Second, though there was apparent uptake in the myocardium on planar images at one hour, delayed imaging and SPECT imaging revealed all of this activity to be in the blood pool with no uptake in the myocardium itself (Figure 7). As discussed previously, in this patient with renal dysfunction, clearance of radiotracer from the blood pool was likely delayed. This highlights the importance of delayed imaging and SPECT sequences for distinguishing blood pool from true myocardial activity.8

Conclusion

Cardiac scintigraphy imaging with bone-avid radiotracers such as 99mTc-PYP has emerged as an essential tool in the diagnostic algorithm for ATTR-CA and will likely continue to see remarkable growth and adoption in the near future. However, there are potential pitfalls in the interpretation of these studies that are worth noting. Through a series of cases, we illustrated the following key principles:

  1. (1)

    Ensure appropriate patient selection and timing of imaging—Acute MI can cause focal uptake and therefore lead to false positives. Imaging should be delayed until at least 4 weeks (and possibly longer) after an acute MI.

  2. (2)

    Rule out AL amyloidosis—AL-CA can sometimes cause Grade 2 or 3 uptake on 99mTc-PYP imaging. Therefore, this diagnosis must be excluded with appropriate laboratory screening in every patient with suspected CA.

  3. (3)

    Understand potential sources of error in the quantitative analysis using H/CL ratio—False positives/negatives can be caused by focal extracardiac uptake (ribs, metastatic lesions), calcific valvular disease, and pleural/pericardial effusions. If possible, ROIs should be adjusted and/or interpreted accordingly.

  4. (4)

    Distinguish blood pool activity from true myocardial uptake—Renal dysfunction and dilated cardiomyopathy can lead to delayed clearance of activity from the blood pool. Delayed imaging and SPECT sequences can help differentiate blood pool from myocardial activity.
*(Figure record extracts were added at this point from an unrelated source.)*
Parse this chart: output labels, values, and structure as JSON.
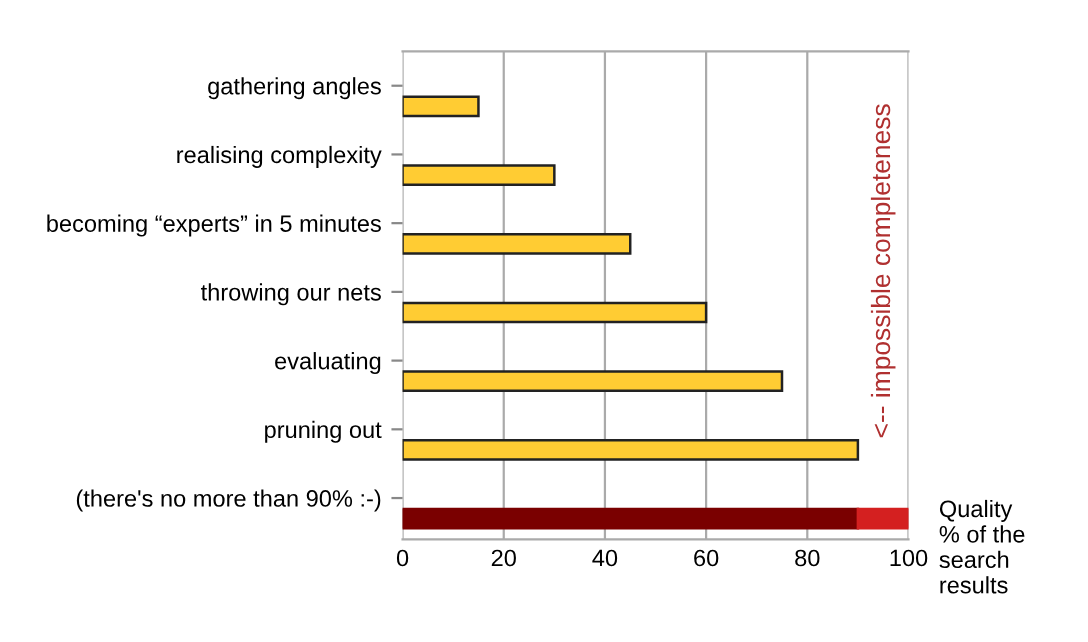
{
  "chart_data": {
    "type": "bar",
    "orientation": "horizontal",
    "stacked": true,
    "categories": [
      "gathering angles",
      "realising complexity",
      "becoming “experts” in 5 minutes",
      "throwing our nets",
      "evaluating",
      "pruning out",
      "(there's no more than 90% :-)"
    ],
    "series": [
      {
        "colors": [
          "#ffcc33",
          "#ffcc33",
          "#ffcc33",
          "#ffcc33",
          "#ffcc33",
          "#ffcc33",
          "#7a0000"
        ],
        "values": [
          15,
          30,
          45,
          60,
          75,
          90,
          90
        ]
      },
      {
        "color": "#d42020",
        "values": [
          null,
          null,
          null,
          null,
          null,
          null,
          10
        ]
      }
    ],
    "xlim": [
      0,
      100
    ],
    "xticks": [
      0,
      20,
      40,
      60,
      80,
      100
    ],
    "xlabel": "Quality\n% of the\nsearch\nresults",
    "annotations": [
      "<-- impossible completeness"
    ],
    "grid": "x",
    "legend": false
  }
}
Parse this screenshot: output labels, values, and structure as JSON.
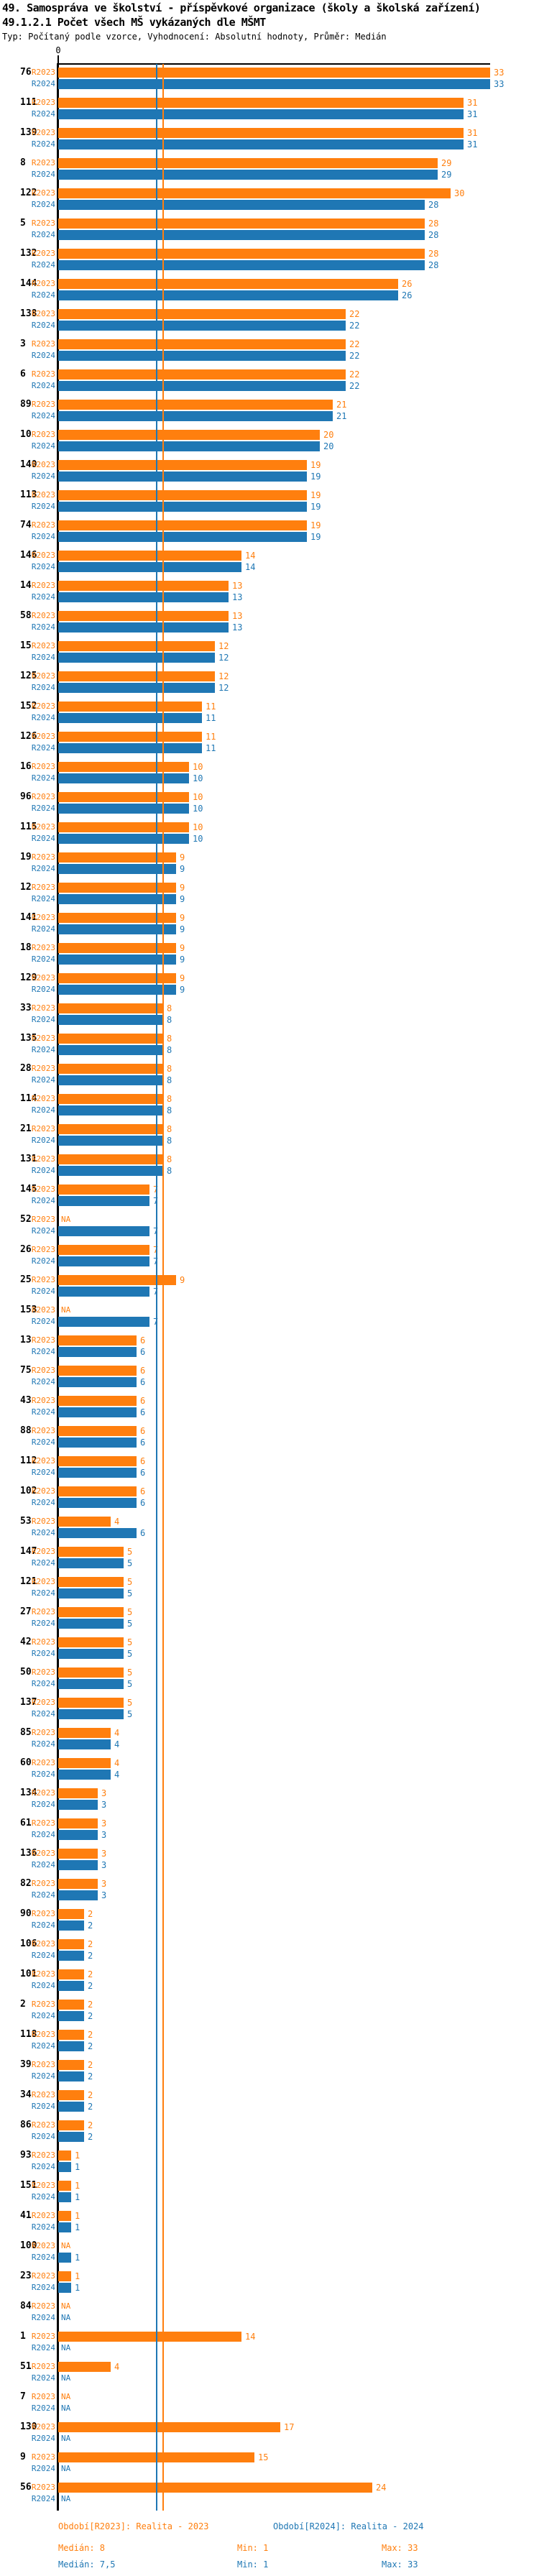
{
  "header": {
    "title": "49. Samospráva ve školství - příspěvkové organizace (školy a školská zařízení)",
    "subtitle": "49.1.2.1 Počet všech MŠ vykázaných dle MŠMT",
    "meta": "Typ: Počítaný podle vzorce, Vyhodnocení: Absolutní hodnoty, Průměr: Medián"
  },
  "chart_data": {
    "type": "bar",
    "orientation": "horizontal",
    "title": "49.1.2.1 Počet všech MŠ vykázaných dle MŠMT",
    "x_axis": {
      "tick_label": "0",
      "min": 0,
      "max": 33
    },
    "grid": false,
    "na_label": "NA",
    "series_meta": [
      {
        "key": "r2023",
        "label": "R2023",
        "color": "#ff7f0e",
        "median": 8,
        "legend": "Období[R2023]: Realita - 2023",
        "median_text": "Medián: 8",
        "min_text": "Min: 1",
        "max_text": "Max: 33"
      },
      {
        "key": "r2024",
        "label": "R2024",
        "color": "#1f77b4",
        "median": 7.5,
        "legend": "Období[R2024]: Realita - 2024",
        "median_text": "Medián: 7,5",
        "min_text": "Min: 1",
        "max_text": "Max: 33"
      }
    ],
    "groups": [
      {
        "id": "76",
        "r2023": 33,
        "r2024": 33
      },
      {
        "id": "111",
        "r2023": 31,
        "r2024": 31
      },
      {
        "id": "139",
        "r2023": 31,
        "r2024": 31
      },
      {
        "id": "8",
        "r2023": 29,
        "r2024": 29
      },
      {
        "id": "122",
        "r2023": 30,
        "r2024": 28
      },
      {
        "id": "5",
        "r2023": 28,
        "r2024": 28
      },
      {
        "id": "132",
        "r2023": 28,
        "r2024": 28
      },
      {
        "id": "144",
        "r2023": 26,
        "r2024": 26
      },
      {
        "id": "138",
        "r2023": 22,
        "r2024": 22
      },
      {
        "id": "3",
        "r2023": 22,
        "r2024": 22
      },
      {
        "id": "6",
        "r2023": 22,
        "r2024": 22
      },
      {
        "id": "89",
        "r2023": 21,
        "r2024": 21
      },
      {
        "id": "10",
        "r2023": 20,
        "r2024": 20
      },
      {
        "id": "140",
        "r2023": 19,
        "r2024": 19
      },
      {
        "id": "113",
        "r2023": 19,
        "r2024": 19
      },
      {
        "id": "74",
        "r2023": 19,
        "r2024": 19
      },
      {
        "id": "146",
        "r2023": 14,
        "r2024": 14
      },
      {
        "id": "14",
        "r2023": 13,
        "r2024": 13
      },
      {
        "id": "58",
        "r2023": 13,
        "r2024": 13
      },
      {
        "id": "15",
        "r2023": 12,
        "r2024": 12
      },
      {
        "id": "125",
        "r2023": 12,
        "r2024": 12
      },
      {
        "id": "152",
        "r2023": 11,
        "r2024": 11
      },
      {
        "id": "126",
        "r2023": 11,
        "r2024": 11
      },
      {
        "id": "16",
        "r2023": 10,
        "r2024": 10
      },
      {
        "id": "96",
        "r2023": 10,
        "r2024": 10
      },
      {
        "id": "115",
        "r2023": 10,
        "r2024": 10
      },
      {
        "id": "19",
        "r2023": 9,
        "r2024": 9
      },
      {
        "id": "12",
        "r2023": 9,
        "r2024": 9
      },
      {
        "id": "141",
        "r2023": 9,
        "r2024": 9
      },
      {
        "id": "18",
        "r2023": 9,
        "r2024": 9
      },
      {
        "id": "129",
        "r2023": 9,
        "r2024": 9
      },
      {
        "id": "33",
        "r2023": 8,
        "r2024": 8
      },
      {
        "id": "135",
        "r2023": 8,
        "r2024": 8
      },
      {
        "id": "28",
        "r2023": 8,
        "r2024": 8
      },
      {
        "id": "114",
        "r2023": 8,
        "r2024": 8
      },
      {
        "id": "21",
        "r2023": 8,
        "r2024": 8
      },
      {
        "id": "131",
        "r2023": 8,
        "r2024": 8
      },
      {
        "id": "145",
        "r2023": 7,
        "r2024": 7
      },
      {
        "id": "52",
        "r2023": null,
        "r2024": 7
      },
      {
        "id": "26",
        "r2023": 7,
        "r2024": 7
      },
      {
        "id": "25",
        "r2023": 9,
        "r2024": 7
      },
      {
        "id": "153",
        "r2023": null,
        "r2024": 7
      },
      {
        "id": "13",
        "r2023": 6,
        "r2024": 6
      },
      {
        "id": "75",
        "r2023": 6,
        "r2024": 6
      },
      {
        "id": "43",
        "r2023": 6,
        "r2024": 6
      },
      {
        "id": "88",
        "r2023": 6,
        "r2024": 6
      },
      {
        "id": "112",
        "r2023": 6,
        "r2024": 6
      },
      {
        "id": "102",
        "r2023": 6,
        "r2024": 6
      },
      {
        "id": "53",
        "r2023": 4,
        "r2024": 6
      },
      {
        "id": "147",
        "r2023": 5,
        "r2024": 5
      },
      {
        "id": "121",
        "r2023": 5,
        "r2024": 5
      },
      {
        "id": "27",
        "r2023": 5,
        "r2024": 5
      },
      {
        "id": "42",
        "r2023": 5,
        "r2024": 5
      },
      {
        "id": "50",
        "r2023": 5,
        "r2024": 5
      },
      {
        "id": "137",
        "r2023": 5,
        "r2024": 5
      },
      {
        "id": "85",
        "r2023": 4,
        "r2024": 4
      },
      {
        "id": "60",
        "r2023": 4,
        "r2024": 4
      },
      {
        "id": "134",
        "r2023": 3,
        "r2024": 3
      },
      {
        "id": "61",
        "r2023": 3,
        "r2024": 3
      },
      {
        "id": "136",
        "r2023": 3,
        "r2024": 3
      },
      {
        "id": "82",
        "r2023": 3,
        "r2024": 3
      },
      {
        "id": "90",
        "r2023": 2,
        "r2024": 2
      },
      {
        "id": "106",
        "r2023": 2,
        "r2024": 2
      },
      {
        "id": "101",
        "r2023": 2,
        "r2024": 2
      },
      {
        "id": "2",
        "r2023": 2,
        "r2024": 2
      },
      {
        "id": "118",
        "r2023": 2,
        "r2024": 2
      },
      {
        "id": "39",
        "r2023": 2,
        "r2024": 2
      },
      {
        "id": "34",
        "r2023": 2,
        "r2024": 2
      },
      {
        "id": "86",
        "r2023": 2,
        "r2024": 2
      },
      {
        "id": "93",
        "r2023": 1,
        "r2024": 1
      },
      {
        "id": "151",
        "r2023": 1,
        "r2024": 1
      },
      {
        "id": "41",
        "r2023": 1,
        "r2024": 1
      },
      {
        "id": "100",
        "r2023": null,
        "r2024": 1
      },
      {
        "id": "23",
        "r2023": 1,
        "r2024": 1
      },
      {
        "id": "84",
        "r2023": null,
        "r2024": null
      },
      {
        "id": "1",
        "r2023": 14,
        "r2024": null
      },
      {
        "id": "51",
        "r2023": 4,
        "r2024": null
      },
      {
        "id": "7",
        "r2023": null,
        "r2024": null
      },
      {
        "id": "130",
        "r2023": 17,
        "r2024": null
      },
      {
        "id": "9",
        "r2023": 15,
        "r2024": null
      },
      {
        "id": "56",
        "r2023": 24,
        "r2024": null
      }
    ]
  }
}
As newer positron emission tomography (PET) radiotracers come through the development pipeline and seek to make non-invasive type-specific molecular amyloid diagnosis a reality,16 some of the issues discussed here may become less relevant. In the interim, nuclear imaging laboratories seeking to implement cardiac scintigraphy imaging for ATTR-CA should be aware of the limitations of the technique and understand how to approach these common challenges.